Con una velocidad que el atleta jamaiquino Usain Bolt le envidiaría, Claudio Avruj, secretario de Derechos Humanos de la Nación, fue el primer funcionario en opinar sobre la decisión de la Corte: “Estoy de acuerdo con el 2×1 si el fallo está ajustado a la ley” . Luego, frente a la polémica, se corrigió y en sintonía con el resto del oficialismo y gracias a una contorsión digna de la gimnasta rumana Nadia Comăneci, rechazó la decisión del máximo tribunal y explicó, no sin cierto candor: “Es un error mezclar la decisión de la Corte como una política del Gobierno”. La Mentalista Carrió fue un poco más allá y directamente responsabilizó al gobierno anterior por el fallo. El kirchnerismo, culpable a sus ojos de buscar vengarse de los genocidas encarcelándolos a cualquier precio, hoy sería culpable de querer liberarlos. El kirchnerismo es el Aleph.

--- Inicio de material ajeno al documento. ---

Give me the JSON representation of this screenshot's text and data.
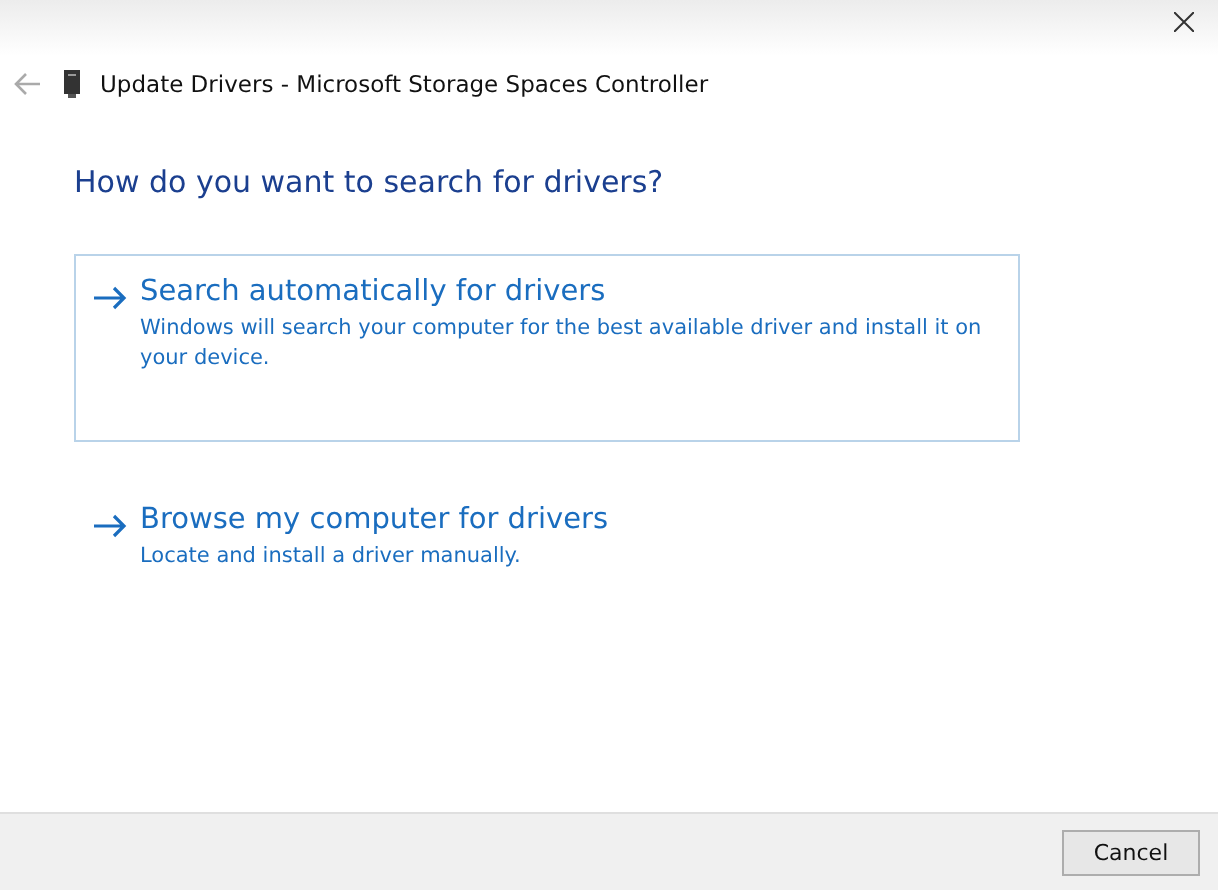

Luego de la crítica generalizada, que incluyó a la Oficina para América del Sur del Alto Comisionado de las Naciones Unidas para los Derechos Humanos (Acnudh), que instó a la Corte a tener en cuenta “los estándares internacionales de derechos humanos” y a cumplir “los compromisos asumidos a nivel internacional” , fuentes no confirmadas mencionaron una posible acordada de los supremos que limitaría el beneficio del 2×1 a los genocidas con menos de 50 homicidios calificados, 70 secuestros extorsivos y 100 tormentos agravados. Una noticia alentadora.

En todo caso, liberar genocidas tal vez nos permita volver a ver nobles ejemplos de reconciliación en los medios, como en aquel recordado programa de Hora Clave de 1997, en el que Mariano Grondona invitó a dialogar al torturador y al torturado. Astiz podría ser un buen panelista de Animales Sueltos y Etchecolatz brillaría en Intratables. Von Wernich, por su lado, podría oficiar como un nuevo y simpático Peperino Pómoro.

Así, gracias al gobierno que proponía dejar de hablar del pasado, hoy volvemos a discutir sobre la diferencia entre un crimen común y uno de lesa humanidad. Asombros de una época asombrosa.

Esta semana supimos que el convenio entre el gobierno y Mc Donald’s para favorecer el empleo joven fue dado de baja. En efecto, la Cámara del Trabajo entendió que afectaba “derechos de jóvenes en situación de vulnerabilidad” y sus condiciones eran violatorias del “derecho internacional y la propia Constitución” . Creemos que se trata de nuevos palos en la rueda que frenan la necesaria modernización de las relaciones laborales para que por fin llegue la tan esperada lluvia de inversiones o el tercer semestre, lo que ocurra primero.
Fuentes del ministerio de Desempleo informaron que, pese a todo, su titular Jorge Triaca no bajará los brazos y analiza, entre otros proyectos, relanzar el yanaconazgo, pero “orientado al primer empleo”. No todo está perdido.

Todo lo que quieran, pero ya no le tenemos miedo al censista.

 

Foto: Gerardo I, Emperador del Sol Poniente por la gracia de Blaquier, Mariscal del Altiplano, Protector de la Justicia, Orgullo Radical y Azote de Dios recibe con algarabía y en uniforme de gala el fallo de la Corte, mientras exclama “¡Hay que liberar a todos los presos políticos!” (cortesía Fundación LED para el Desarrollo de la Fundación LED).